読みやすい表記にしたものの次に、記載番号と原本の表記、前句を記す。自己流の意訳を載せているものもあり。
地獄でも目明かしをする首二つ
150 地ごくでも目あかしをする首二つ ぎやうさんなことぎやうさんなこと
目明かしは、同心の配下の岡っ引きのこと。悪人を捕まえる。
地獄の閻魔大王の左右には、男女二つの「見る目」「かぐ鼻」という首が乗っている。女の首は臭いをかいで、男の首は相手を見て、生前の善悪全てを見分けて閻魔大王に告げるといわれる。それを目明かしにたとえている。
ウソの話だと思いつつも、地獄の閻魔大王のことを考えたら、罪を犯すことのストッパーとはなっていたのだろう。それも一つの教育。子どもたちに地獄の話も聞かせたい。
天知る地知る己知る。
地獄が存在すると、嘘も方便で教えた方がよいのかもしれない。いや、嘘ではなく「歌」で伝えることもできる。
隅田川所の人はかもめなり
303 角田川所の人はかもめ也 かく別なことかく別なこと
在原業平は隅田川に来て、
名にしおはばいざこととはん都鳥わがおもふ人はありやなしやと 「伊勢物語」
と詠んだ格別な場所だが(「かく別なこと」)、地元の人にとっては珍しくもないただのカモメがいる場所。「都鳥」なんて名前でもない(本当はカモメではなく、小型のユリカモメだそうな)。
名所でも地元の人にはただの場所
二十五と四十二で込む渡し舟
316 廿五と四十二で込わたし舟 つれ立ちにけりつれ立ちにけり
男の25歳と42歳は厄年。厄除けで有名なのは川崎大師。そこに行くには六郷の渡しで舟に乗る。厄除けに連れだって参詣する人で舟が込んでるという句。

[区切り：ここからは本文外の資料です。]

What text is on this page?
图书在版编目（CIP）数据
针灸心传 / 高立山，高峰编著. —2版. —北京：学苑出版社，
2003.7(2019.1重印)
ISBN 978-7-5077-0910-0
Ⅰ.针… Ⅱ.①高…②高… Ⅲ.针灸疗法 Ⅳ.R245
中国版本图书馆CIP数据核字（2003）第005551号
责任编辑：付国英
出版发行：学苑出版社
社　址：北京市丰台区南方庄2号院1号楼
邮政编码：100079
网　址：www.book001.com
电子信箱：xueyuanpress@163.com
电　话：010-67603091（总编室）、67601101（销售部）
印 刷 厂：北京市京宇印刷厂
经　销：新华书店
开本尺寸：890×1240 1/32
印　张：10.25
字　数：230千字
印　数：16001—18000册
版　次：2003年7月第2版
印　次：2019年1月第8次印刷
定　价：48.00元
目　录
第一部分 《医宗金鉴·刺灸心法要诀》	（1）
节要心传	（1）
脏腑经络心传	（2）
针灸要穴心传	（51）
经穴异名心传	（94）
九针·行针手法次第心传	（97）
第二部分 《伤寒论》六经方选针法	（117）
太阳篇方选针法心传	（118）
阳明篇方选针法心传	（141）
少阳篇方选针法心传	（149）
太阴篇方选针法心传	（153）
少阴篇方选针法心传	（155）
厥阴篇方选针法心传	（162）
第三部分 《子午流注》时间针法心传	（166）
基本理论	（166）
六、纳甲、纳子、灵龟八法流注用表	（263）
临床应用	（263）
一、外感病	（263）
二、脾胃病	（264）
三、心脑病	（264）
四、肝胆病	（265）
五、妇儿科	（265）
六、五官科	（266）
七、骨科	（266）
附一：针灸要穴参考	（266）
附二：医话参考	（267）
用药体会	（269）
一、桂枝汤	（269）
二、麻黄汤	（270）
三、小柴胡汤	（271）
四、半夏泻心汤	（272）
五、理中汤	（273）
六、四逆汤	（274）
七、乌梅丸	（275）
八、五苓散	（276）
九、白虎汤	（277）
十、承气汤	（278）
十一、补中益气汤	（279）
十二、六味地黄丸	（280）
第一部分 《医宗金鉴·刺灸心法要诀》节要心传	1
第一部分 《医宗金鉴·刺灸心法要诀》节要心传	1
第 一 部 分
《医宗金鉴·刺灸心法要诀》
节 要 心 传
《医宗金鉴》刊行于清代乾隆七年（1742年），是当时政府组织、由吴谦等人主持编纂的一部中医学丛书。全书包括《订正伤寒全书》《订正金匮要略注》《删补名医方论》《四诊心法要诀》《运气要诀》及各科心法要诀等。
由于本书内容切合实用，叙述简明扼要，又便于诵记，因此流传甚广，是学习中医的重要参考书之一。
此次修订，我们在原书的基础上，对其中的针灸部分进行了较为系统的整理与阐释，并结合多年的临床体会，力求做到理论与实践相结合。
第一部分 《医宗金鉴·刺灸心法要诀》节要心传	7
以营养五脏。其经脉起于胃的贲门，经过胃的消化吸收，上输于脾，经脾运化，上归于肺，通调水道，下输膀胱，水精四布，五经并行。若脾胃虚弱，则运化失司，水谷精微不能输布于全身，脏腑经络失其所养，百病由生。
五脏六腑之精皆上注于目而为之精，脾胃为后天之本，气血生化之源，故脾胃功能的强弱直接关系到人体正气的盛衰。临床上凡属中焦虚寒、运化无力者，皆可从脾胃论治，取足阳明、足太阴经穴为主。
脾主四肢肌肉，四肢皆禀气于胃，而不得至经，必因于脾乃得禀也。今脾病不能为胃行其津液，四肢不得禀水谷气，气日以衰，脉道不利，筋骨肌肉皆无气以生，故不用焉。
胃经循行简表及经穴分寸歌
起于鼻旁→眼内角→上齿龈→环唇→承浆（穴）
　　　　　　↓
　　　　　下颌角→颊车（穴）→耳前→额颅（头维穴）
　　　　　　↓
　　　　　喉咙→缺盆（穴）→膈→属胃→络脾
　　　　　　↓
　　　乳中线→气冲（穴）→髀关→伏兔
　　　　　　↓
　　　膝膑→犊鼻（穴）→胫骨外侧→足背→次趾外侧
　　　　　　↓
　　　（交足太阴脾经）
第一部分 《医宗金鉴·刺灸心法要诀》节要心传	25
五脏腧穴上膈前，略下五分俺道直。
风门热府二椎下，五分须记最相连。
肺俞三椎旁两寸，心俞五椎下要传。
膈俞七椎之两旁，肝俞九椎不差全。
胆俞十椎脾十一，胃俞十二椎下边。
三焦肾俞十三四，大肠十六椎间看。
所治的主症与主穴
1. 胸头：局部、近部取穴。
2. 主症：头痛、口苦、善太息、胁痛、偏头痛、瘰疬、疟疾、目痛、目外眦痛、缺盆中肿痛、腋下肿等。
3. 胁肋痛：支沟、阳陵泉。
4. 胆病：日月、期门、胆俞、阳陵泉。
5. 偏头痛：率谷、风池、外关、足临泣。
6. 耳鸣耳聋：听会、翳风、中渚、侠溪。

男の厄年は数えで25歳、42歳と61歳。女性は19歳、33歳、37歳をいう。厄年には、体調を崩したり、災難を受けたりしやすいといわれる。また、六郷の渡しは、東京都大田区と神奈川県川崎市を分ける多摩川にあった。
厄年の25と42の人だかり
催促も質屋はゆるりゆるりとし
411 さいそくも質屋はゆるりゆるりとし つもりこそすれつもりこそすれ
質屋は、八ヶ月は預かるが、それが過ぎれば流れてしまう。そこで売れるので、質屋の催促はゆっくりでかまわない。催促が「つもれば」質流れするだけ。

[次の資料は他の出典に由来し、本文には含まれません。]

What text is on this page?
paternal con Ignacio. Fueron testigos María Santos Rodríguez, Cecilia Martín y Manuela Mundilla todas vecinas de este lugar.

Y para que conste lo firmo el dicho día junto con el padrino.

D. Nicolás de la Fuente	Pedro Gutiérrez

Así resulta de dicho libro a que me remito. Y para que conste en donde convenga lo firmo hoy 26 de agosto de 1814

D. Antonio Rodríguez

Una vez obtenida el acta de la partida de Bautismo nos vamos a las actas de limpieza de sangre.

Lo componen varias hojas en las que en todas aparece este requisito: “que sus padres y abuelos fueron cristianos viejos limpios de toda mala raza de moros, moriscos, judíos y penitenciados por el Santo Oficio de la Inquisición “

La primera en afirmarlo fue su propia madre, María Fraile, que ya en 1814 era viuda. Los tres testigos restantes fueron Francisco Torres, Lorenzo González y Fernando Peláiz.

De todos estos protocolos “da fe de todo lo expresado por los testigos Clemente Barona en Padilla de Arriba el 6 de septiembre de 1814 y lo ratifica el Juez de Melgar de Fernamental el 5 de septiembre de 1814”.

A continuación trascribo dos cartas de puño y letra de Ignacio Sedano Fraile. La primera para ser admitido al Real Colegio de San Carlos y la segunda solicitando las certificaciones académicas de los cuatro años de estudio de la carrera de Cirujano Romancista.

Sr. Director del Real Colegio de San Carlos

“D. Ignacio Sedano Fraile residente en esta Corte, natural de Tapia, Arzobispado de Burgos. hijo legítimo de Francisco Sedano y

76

現代の金融機関も、無茶な催促はせずに、ゆるりゆるりと借金額が大きくなるのを待っている。おいおい。金貸し業者を全部銀行が合併していく。
金貸しの催促ゆるりゆるりとし
かるたの絵我が敷島の道ならで
558 かるたの絵我敷島の道ならで まめな事かなまめな事かな
「敷島の道」は和歌、短歌の道のこと。短歌を詠むのは公家、貴族が多かった。庶民は川柳を作り、ちょっと裕福な庶民は俳句を作っていた。公家は短歌を作っていたがお金がない。そこで内職をする。ちょうど百人一首のカルタが庶民の間で流行っている。公家の内職はカルタの絵を描くこととなる。
「まめに(まめな事かな)」細かい絵を描いているけれど、それは本来の和歌の道(敷島の道)ではないでしょう。と皮肉っている。身分社会の江戸の町では、川柳で武士を皮肉ったり、時代が時代なら「貴族」として権力をにぎっていた公家に対しても皮肉っている。そういうことができたのが江戸時代でもあった。
アルバイト本当にしたいことでなし
現代ではこんなことかな。本職でも本当にしたい仕事ができている人はしあわせだろう。